John L. McLaughlin earned a BA (Philosophy Honours and English Major) from St. Thomas University, Fredericton, NB, and an MA in Philosophy from the University of Toronto. He studied Theology and Scripture at the University of St. Michael’s College, where he earned an MDiv and PhD. After teaching at Wheeling Jesuit University in Wheeling, West Virginia for seven years, Professor McLaughlin joined the Faculty of Theology in July 2002. He is Associate Professor of Old Testament / Hebrew Bible and an Associate Member of the Graduate Faculty, Dept. of Near and Middle Eastern Civilizations, University of Toronto.
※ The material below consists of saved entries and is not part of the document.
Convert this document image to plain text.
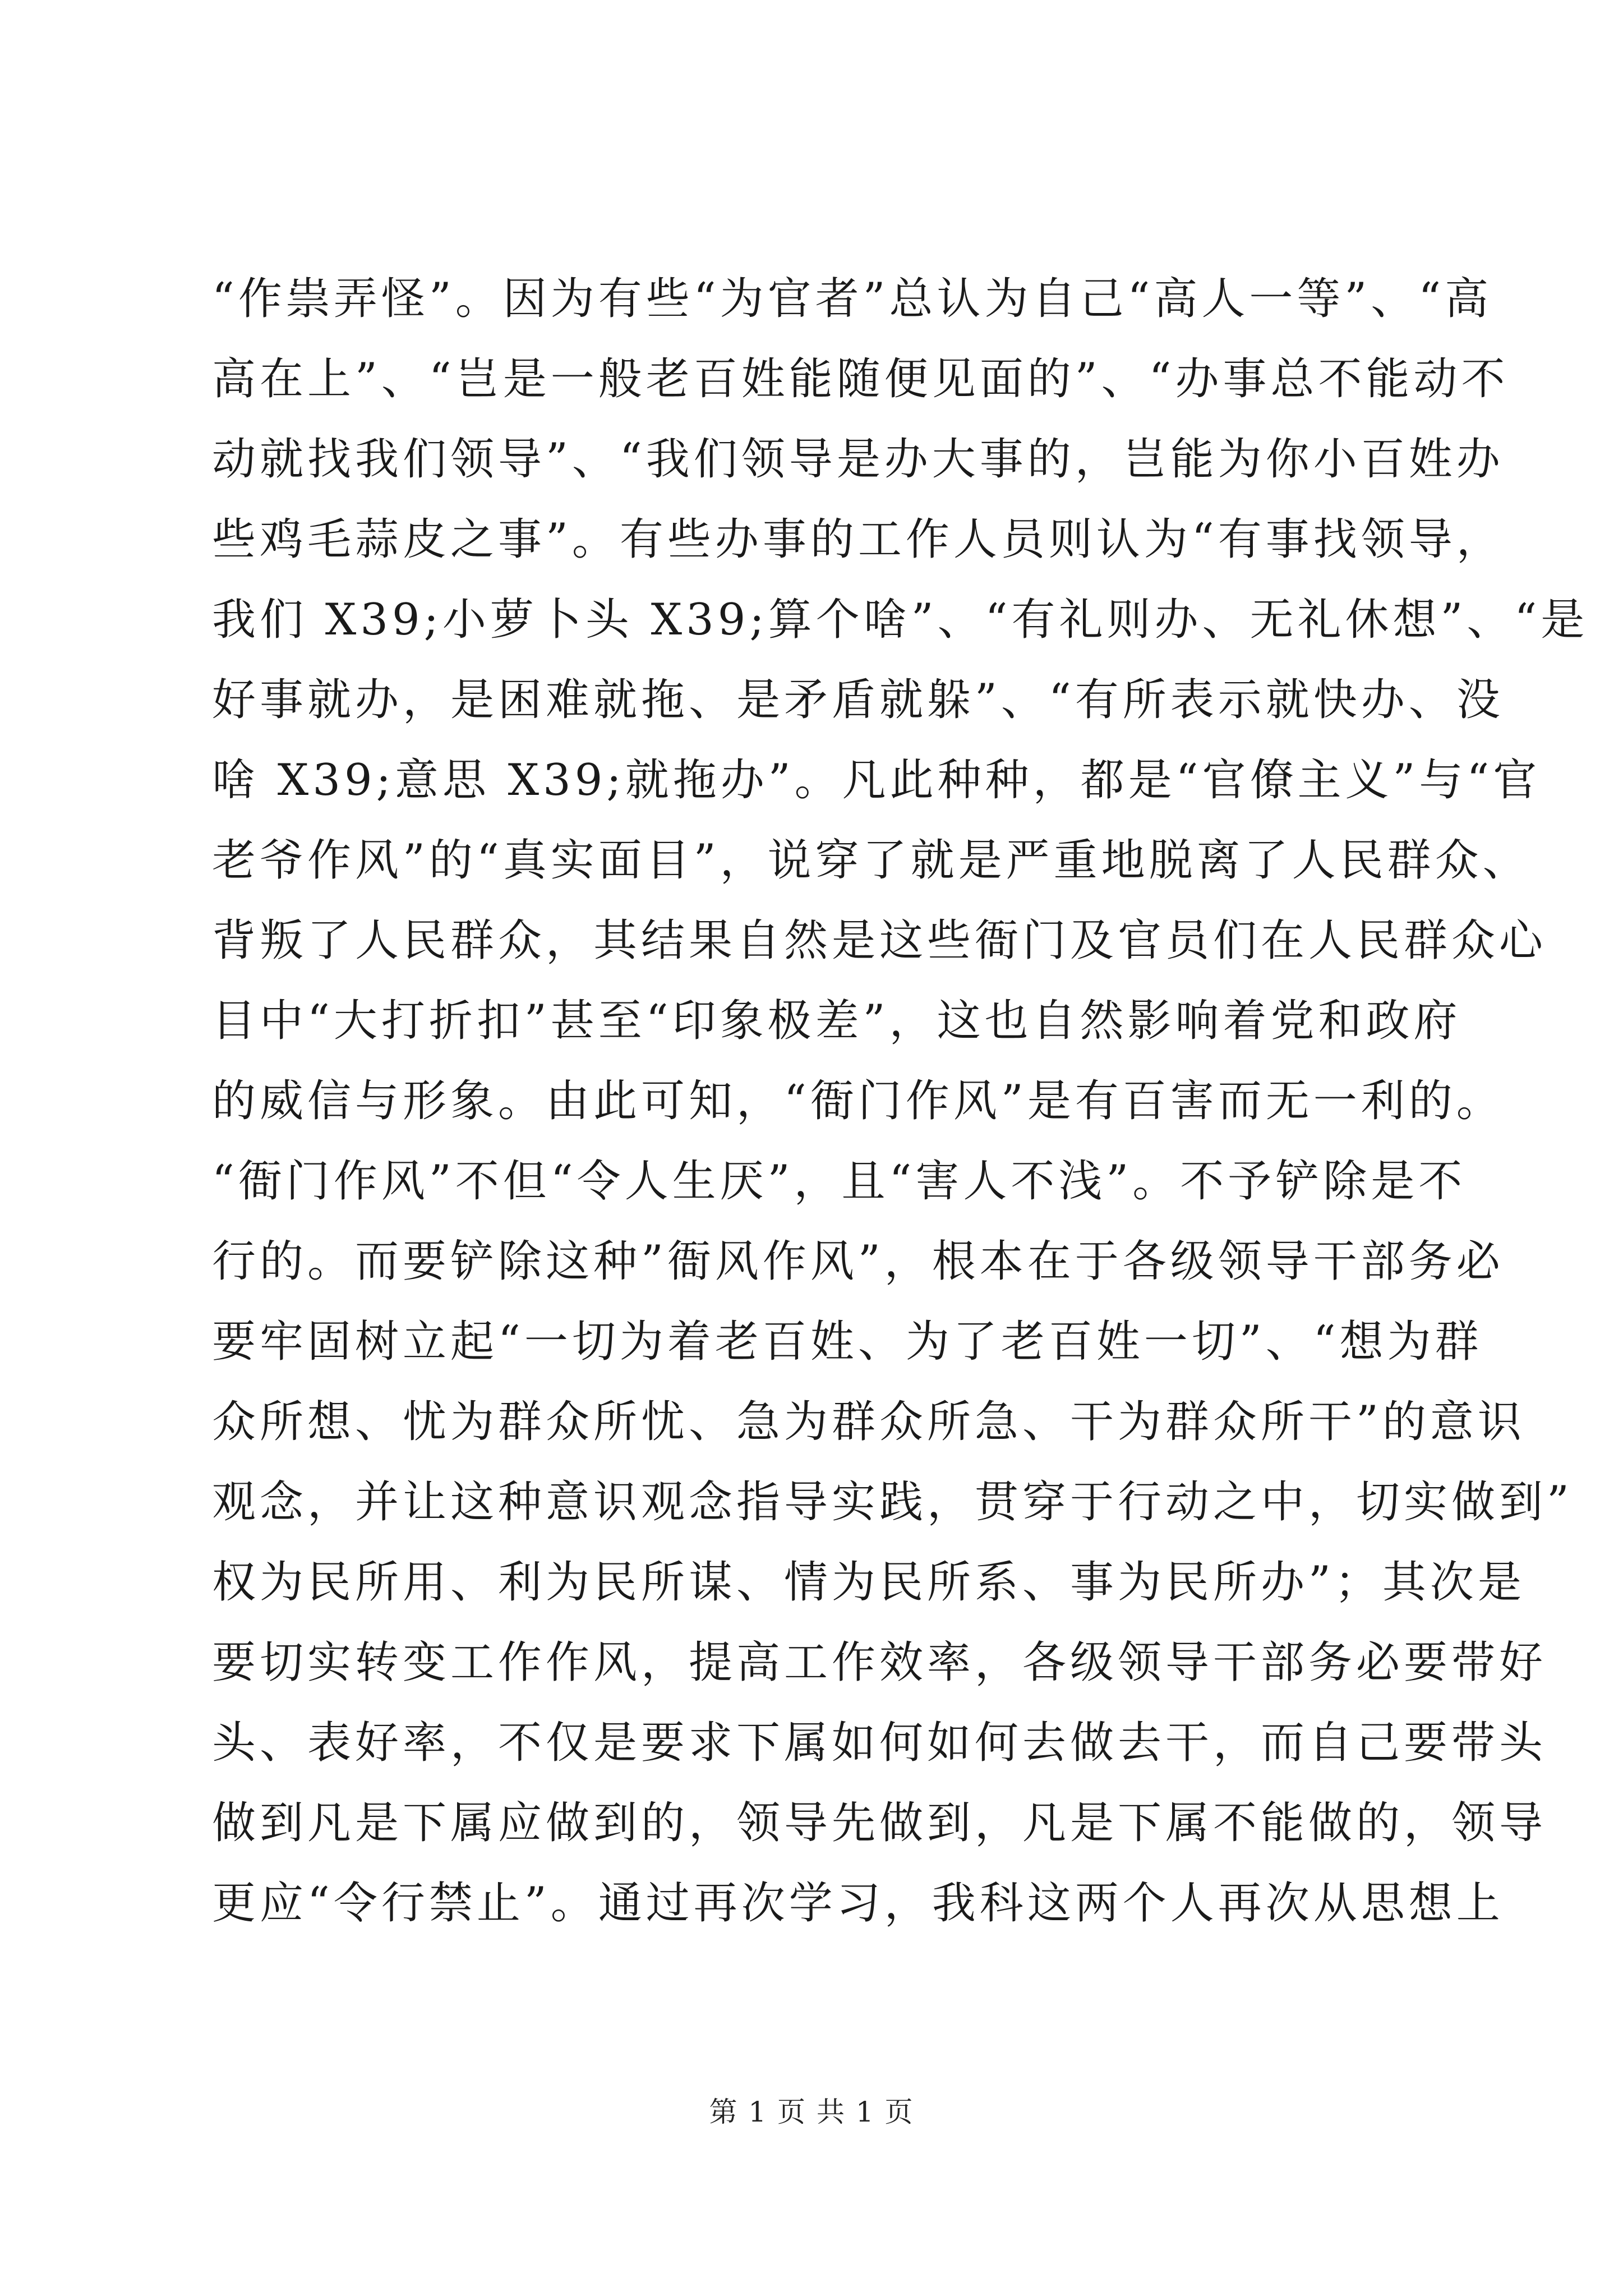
“作祟弄怪”。因为有些“为官者”总认为自己“高人一等”、“高
高在上”、“岂是一般老百姓能随便见面的”、“办事总不能动不
动就找我们领导”、“我们领导是办大事的，岂能为你小百姓办
些鸡毛蒜皮之事”。有些办事的工作人员则认为“有事找领导，
我们 X39;小萝卜头 X39;算个啥”、“有礼则办、无礼休想”、“是
好事就办，是困难就拖、是矛盾就躲”、“有所表示就快办、没
啥 X39;意思 X39;就拖办”。凡此种种，都是“官僚主义”与“官
老爷作风”的“真实面目”，说穿了就是严重地脱离了人民群众、
背叛了人民群众，其结果自然是这些衙门及官员们在人民群众心
目中“大打折扣”甚至“印象极差”，这也自然影响着党和政府
的威信与形象。由此可知，“衙门作风”是有百害而无一利的。
“衙门作风”不但“令人生厌”，且“害人不浅”。不予铲除是不
行的。而要铲除这种”衙风作风”，根本在于各级领导干部务必
要牢固树立起“一切为着老百姓、为了老百姓一切”、“想为群
众所想、忧为群众所忧、急为群众所急、干为群众所干”的意识
观念，并让这种意识观念指导实践，贯穿于行动之中，切实做到”
权为民所用、利为民所谋、情为民所系、事为民所办”；其次是
要切实转变工作作风，提高工作效率，各级领导干部务必要带好
头、表好率，不仅是要求下属如何如何去做去干，而自己要带头
做到凡是下属应做到的，领导先做到，凡是下属不能做的，领导
更应“令行禁止”。通过再次学习，我科这两个人再次从思想上
第 1 页 共 1 页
He has served as the Director of Advanced Degree Programs in the Faculty of Theology from 2003-2008, 2009-2012, and 2013-2014, and was Interim Dean of the Faculty for 2014-2015.
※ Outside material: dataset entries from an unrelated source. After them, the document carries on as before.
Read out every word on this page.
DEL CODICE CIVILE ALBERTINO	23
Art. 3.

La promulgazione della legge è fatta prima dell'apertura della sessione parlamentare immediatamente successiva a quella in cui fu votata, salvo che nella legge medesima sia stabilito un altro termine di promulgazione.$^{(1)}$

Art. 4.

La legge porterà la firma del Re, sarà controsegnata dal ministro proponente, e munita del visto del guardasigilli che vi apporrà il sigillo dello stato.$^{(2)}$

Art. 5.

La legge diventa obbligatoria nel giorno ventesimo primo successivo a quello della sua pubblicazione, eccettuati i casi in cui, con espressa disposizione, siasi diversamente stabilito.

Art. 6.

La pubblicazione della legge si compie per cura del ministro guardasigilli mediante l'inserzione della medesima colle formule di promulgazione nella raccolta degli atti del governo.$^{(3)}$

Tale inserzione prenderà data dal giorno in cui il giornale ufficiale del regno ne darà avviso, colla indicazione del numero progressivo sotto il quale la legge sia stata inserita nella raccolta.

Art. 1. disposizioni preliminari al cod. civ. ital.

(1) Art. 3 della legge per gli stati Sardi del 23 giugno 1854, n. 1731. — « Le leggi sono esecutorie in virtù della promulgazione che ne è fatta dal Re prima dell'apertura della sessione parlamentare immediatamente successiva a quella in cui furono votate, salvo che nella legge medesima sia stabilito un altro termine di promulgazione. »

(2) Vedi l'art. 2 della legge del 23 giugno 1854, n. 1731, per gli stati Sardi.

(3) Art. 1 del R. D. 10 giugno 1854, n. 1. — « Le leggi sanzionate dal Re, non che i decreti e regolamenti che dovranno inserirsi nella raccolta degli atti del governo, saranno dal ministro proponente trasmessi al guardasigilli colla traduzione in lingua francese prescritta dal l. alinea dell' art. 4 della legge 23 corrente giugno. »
John has been a member of the Editorial Board, Journal of Hebrew Scriptures, since 2008 and an Associate Editor of the Catholic Biblical Quarterly, since 2013. He is an Article and Monograph Abstractor for Old Testament Abstracts and a Monograph Abstractor for Religious Studies Review. He has convened the Divinity in Ancient Israel Seminar during the Catholic Biblical Association of America Annual International Meeting since 2003. He is a member of the Canadian Society of Biblical Studies, the Catholic Biblical Association and the Old Testament Colloquium. He is currently the President of the Canadian Society of Biblical Studies.
He teaches and researches in a number areas related to the Old Testament / Hebrew Bible and contributes annually to Pastoral Aids such as the Living With Christ Sunday Missal. He has written 5 books, the most recent being Justice in the Balance: Learning from the Prophets (Novalis Press, 2008) and The Ancient Near East: An Essential Guide (Abingdon Press, 2012).